Monday, Aug. 06, 1951

Echoes of a Lost World

MEMORIES AND PORTRAITS (217 pp.)--Ivan Bunin--Doubleday ($3).

Where are they now--the Russian intellectuals who sat at Tolstoy's feet (he encased them in square-toed boots), talked the hours away with Chekhov and listened to first-hand yarns about Dostoevsky and Gogol?

Ivan Bunin, poet, novelist and aristocrat, is one of the last of these echoes of the old Russia. He is 80, almost bedridden with asthma, and he lives out his last years of exile in a Paris flat, half-forgotten by the world since he received the Nobel Prize for literature in 1933. What he has to say now, in Memories and Portraits, does more than evoke the people and places of his own past. Sometimes gently, sometimes tartly, it conveys the tragedy of a whole generation of intellectuals of good will.

"I Think, Vanusha . . ." Memories is brief; its range is long. Bunin was a worshipful youth when he ran over snowy fields with old Tolstoy and heard that vigorous sage (who had just lost a son) shouting defiantly to the winds: "There is no death, there is no death!" But with Chekhov, Bunin was more of an intimate contemporary. They conducted the sort of dialogue that used to make men of other nations scratch their heads in wonder at the odd Russian mind. "Do you like the sea?" Bunin asked. "Yes," said Chekhov. "Only it's so empty."

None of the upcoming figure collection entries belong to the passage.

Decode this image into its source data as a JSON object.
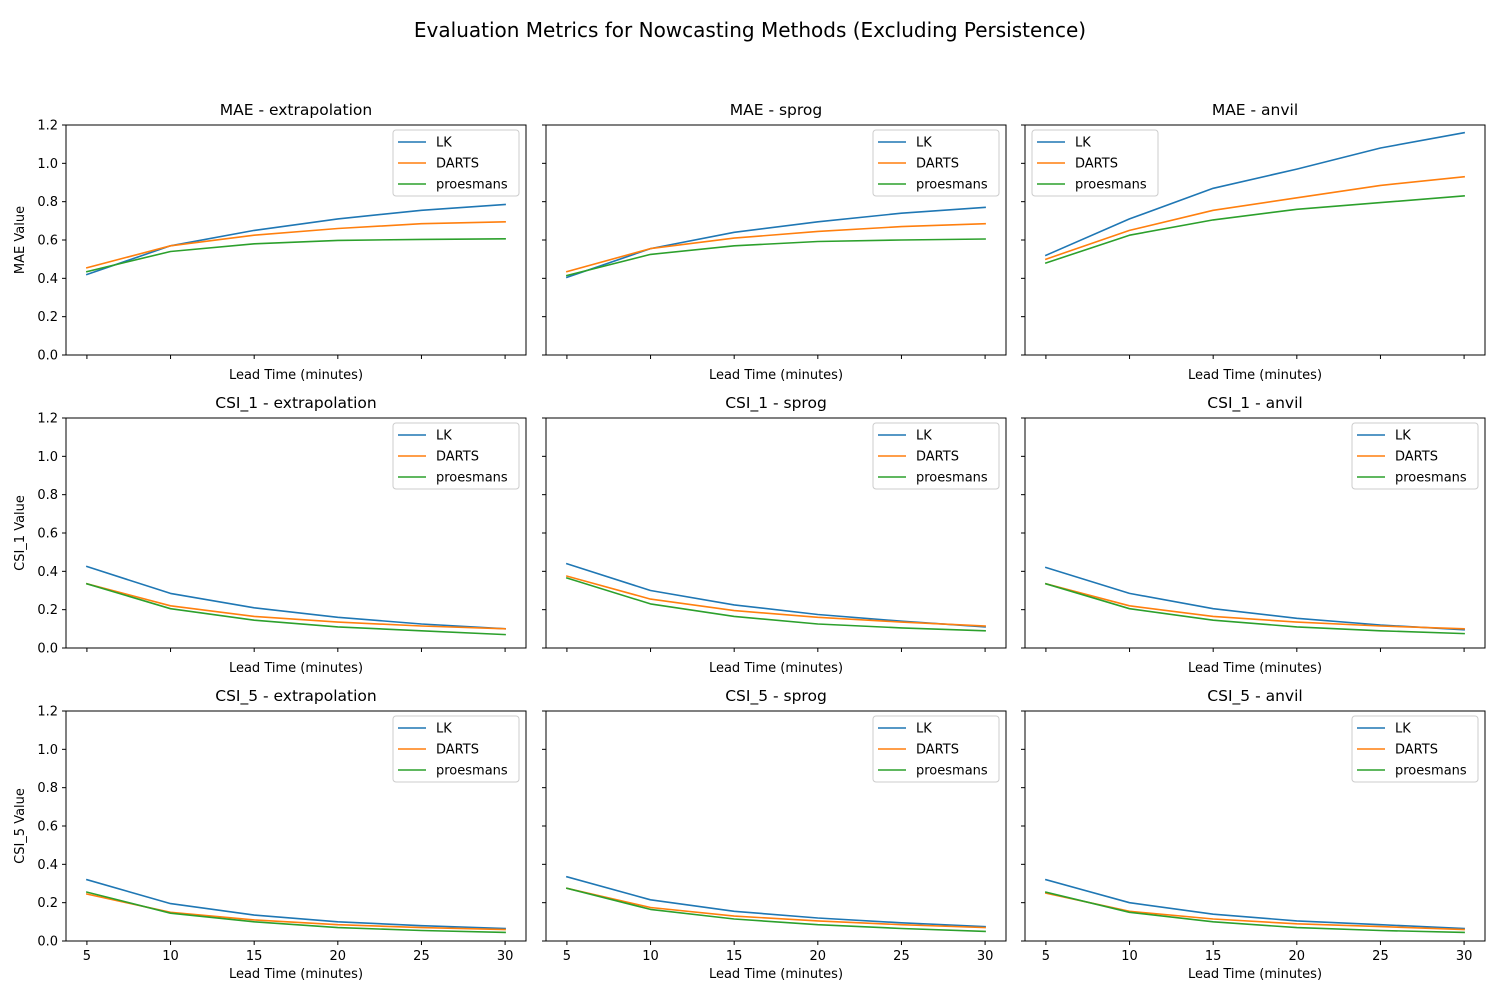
{
  "figure": {
    "suptitle": "Evaluation Metrics for Nowcasting Methods (Excluding Persistence)"
  },
  "chart_data": {
    "type": "line",
    "title": "Evaluation Metrics for Nowcasting Methods (Excluding Persistence)",
    "x": [
      5,
      10,
      15,
      20,
      25,
      30
    ],
    "xlabel": "Lead Time (minutes)",
    "ylim": [
      0,
      1.2
    ],
    "yticks": [
      0.0,
      0.2,
      0.4,
      0.6,
      0.8,
      1.0,
      1.2
    ],
    "ytick_labels": [
      "0.0",
      "0.2",
      "0.4",
      "0.6",
      "0.8",
      "1.0",
      "1.2"
    ],
    "xticks": [
      5,
      10,
      15,
      20,
      25,
      30
    ],
    "xtick_labels": [
      "5",
      "10",
      "15",
      "20",
      "25",
      "30"
    ],
    "series_colors": {
      "LK": "#1f77b4",
      "DARTS": "#ff7f0e",
      "proesmans": "#2ca02c"
    },
    "grid": false,
    "rows": [
      {
        "metric": "MAE",
        "ylabel": "MAE Value"
      },
      {
        "metric": "CSI_1",
        "ylabel": "CSI_1 Value"
      },
      {
        "metric": "CSI_5",
        "ylabel": "CSI_5 Value"
      }
    ],
    "panels": [
      {
        "title": "MAE - extrapolation",
        "legend": "upper-right",
        "series": [
          {
            "name": "LK",
            "values": [
              0.42,
              0.57,
              0.65,
              0.71,
              0.755,
              0.785
            ]
          },
          {
            "name": "DARTS",
            "values": [
              0.455,
              0.57,
              0.625,
              0.66,
              0.685,
              0.695
            ]
          },
          {
            "name": "proesmans",
            "values": [
              0.435,
              0.54,
              0.58,
              0.598,
              0.603,
              0.606
            ]
          }
        ]
      },
      {
        "title": "MAE - sprog",
        "legend": "upper-right",
        "series": [
          {
            "name": "LK",
            "values": [
              0.405,
              0.555,
              0.64,
              0.695,
              0.74,
              0.77
            ]
          },
          {
            "name": "DARTS",
            "values": [
              0.435,
              0.555,
              0.61,
              0.645,
              0.67,
              0.685
            ]
          },
          {
            "name": "proesmans",
            "values": [
              0.415,
              0.525,
              0.57,
              0.592,
              0.6,
              0.605
            ]
          }
        ]
      },
      {
        "title": "MAE - anvil",
        "legend": "upper-left",
        "series": [
          {
            "name": "LK",
            "values": [
              0.52,
              0.71,
              0.87,
              0.97,
              1.08,
              1.16
            ]
          },
          {
            "name": "DARTS",
            "values": [
              0.5,
              0.65,
              0.755,
              0.82,
              0.885,
              0.93
            ]
          },
          {
            "name": "proesmans",
            "values": [
              0.48,
              0.625,
              0.705,
              0.76,
              0.795,
              0.83
            ]
          }
        ]
      },
      {
        "title": "CSI_1 - extrapolation",
        "legend": "upper-right",
        "series": [
          {
            "name": "LK",
            "values": [
              0.425,
              0.285,
              0.21,
              0.16,
              0.125,
              0.1
            ]
          },
          {
            "name": "DARTS",
            "values": [
              0.335,
              0.22,
              0.165,
              0.135,
              0.115,
              0.1
            ]
          },
          {
            "name": "proesmans",
            "values": [
              0.335,
              0.205,
              0.145,
              0.11,
              0.09,
              0.07
            ]
          }
        ]
      },
      {
        "title": "CSI_1 - sprog",
        "legend": "upper-right",
        "series": [
          {
            "name": "LK",
            "values": [
              0.44,
              0.3,
              0.225,
              0.175,
              0.14,
              0.11
            ]
          },
          {
            "name": "DARTS",
            "values": [
              0.375,
              0.255,
              0.195,
              0.16,
              0.135,
              0.115
            ]
          },
          {
            "name": "proesmans",
            "values": [
              0.365,
              0.23,
              0.165,
              0.125,
              0.105,
              0.09
            ]
          }
        ]
      },
      {
        "title": "CSI_1 - anvil",
        "legend": "upper-right",
        "series": [
          {
            "name": "LK",
            "values": [
              0.42,
              0.285,
              0.205,
              0.155,
              0.12,
              0.095
            ]
          },
          {
            "name": "DARTS",
            "values": [
              0.335,
              0.22,
              0.165,
              0.135,
              0.115,
              0.1
            ]
          },
          {
            "name": "proesmans",
            "values": [
              0.335,
              0.205,
              0.145,
              0.11,
              0.09,
              0.075
            ]
          }
        ]
      },
      {
        "title": "CSI_5 - extrapolation",
        "legend": "upper-right",
        "series": [
          {
            "name": "LK",
            "values": [
              0.32,
              0.195,
              0.135,
              0.1,
              0.08,
              0.065
            ]
          },
          {
            "name": "DARTS",
            "values": [
              0.245,
              0.15,
              0.11,
              0.085,
              0.07,
              0.06
            ]
          },
          {
            "name": "proesmans",
            "values": [
              0.255,
              0.145,
              0.1,
              0.07,
              0.055,
              0.045
            ]
          }
        ]
      },
      {
        "title": "CSI_5 - sprog",
        "legend": "upper-right",
        "series": [
          {
            "name": "LK",
            "values": [
              0.335,
              0.215,
              0.155,
              0.12,
              0.095,
              0.075
            ]
          },
          {
            "name": "DARTS",
            "values": [
              0.275,
              0.175,
              0.13,
              0.105,
              0.085,
              0.07
            ]
          },
          {
            "name": "proesmans",
            "values": [
              0.275,
              0.165,
              0.115,
              0.085,
              0.065,
              0.05
            ]
          }
        ]
      },
      {
        "title": "CSI_5 - anvil",
        "legend": "upper-right",
        "series": [
          {
            "name": "LK",
            "values": [
              0.32,
              0.2,
              0.14,
              0.105,
              0.085,
              0.065
            ]
          },
          {
            "name": "DARTS",
            "values": [
              0.25,
              0.155,
              0.115,
              0.09,
              0.075,
              0.06
            ]
          },
          {
            "name": "proesmans",
            "values": [
              0.255,
              0.15,
              0.1,
              0.07,
              0.055,
              0.045
            ]
          }
        ]
      }
    ]
  }
}
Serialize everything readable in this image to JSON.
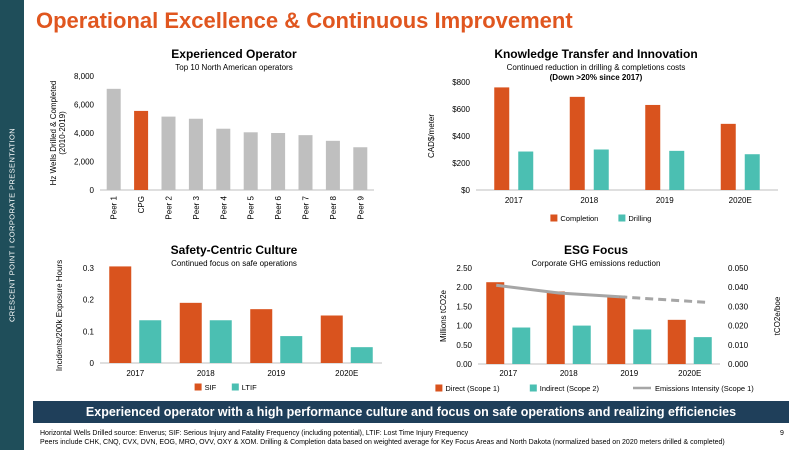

No man could be gayer than Chekhov in his gay moments, but his deeper, sadder convictions were never concealed for long. "For 25 years," he complained, "they tear a man to shreds, and then they come and present him with a quill pen made of aluminum." He had little faith in any triumph of human goodness. "In nature," he assured Bunin, "a repulsive caterpillar turns into a lovely butterfly. But with human beings it's the other way round . . ."

Feodor Chaliapin, the great basso, was a friend of a different stamp--one who devoured life with all the resources of his huge frame. As this was an expensive business, Chaliapin greatly resented being asked to give his services gratis. "Only little birds sing for nothing," he loved to say. But nothing pleased him more than to phone his friend, Pianist Rachmaninoff, and invite him to an all-night session of duets. One night when Chaliapin was in his cups, he fixed Bunin with a beady eye, and saying, "I think, Vanusha, that you are very tight indeed," humped him on to his back and carried him up five flights of stairs to bed.

"What a Pity that Kolya . . ." Such were Bunin's friends. His enemies were Russian writers who preferred a pampered life in the Soviet Union to weedy exile. One such was Maxim Gorky, who "walked lightly, toes first, with a certain slinking gracefulness typical, if I may say so, of thieves."

Bunin saw clearly that there was no common ground for supporters of the old and new regimes (he refused two Soviet invitations to return to Russia). But the most touching personal history in his book is that of the Prince of Oldenburg, a man too saintly and naive to realize this. "Oh, what nice, charming people you all are!" cried the good old simpleton after spending an evening chatting with revolutionaries. "And what a pity that Kolya never spent an evening like this! Everything, everything would have been different if you and he had come to know each other!"

But "Kolya," who was an old friend of the Prince, had long since been shot to death with his family in a cellar. He was better known as Czar Nicholas II.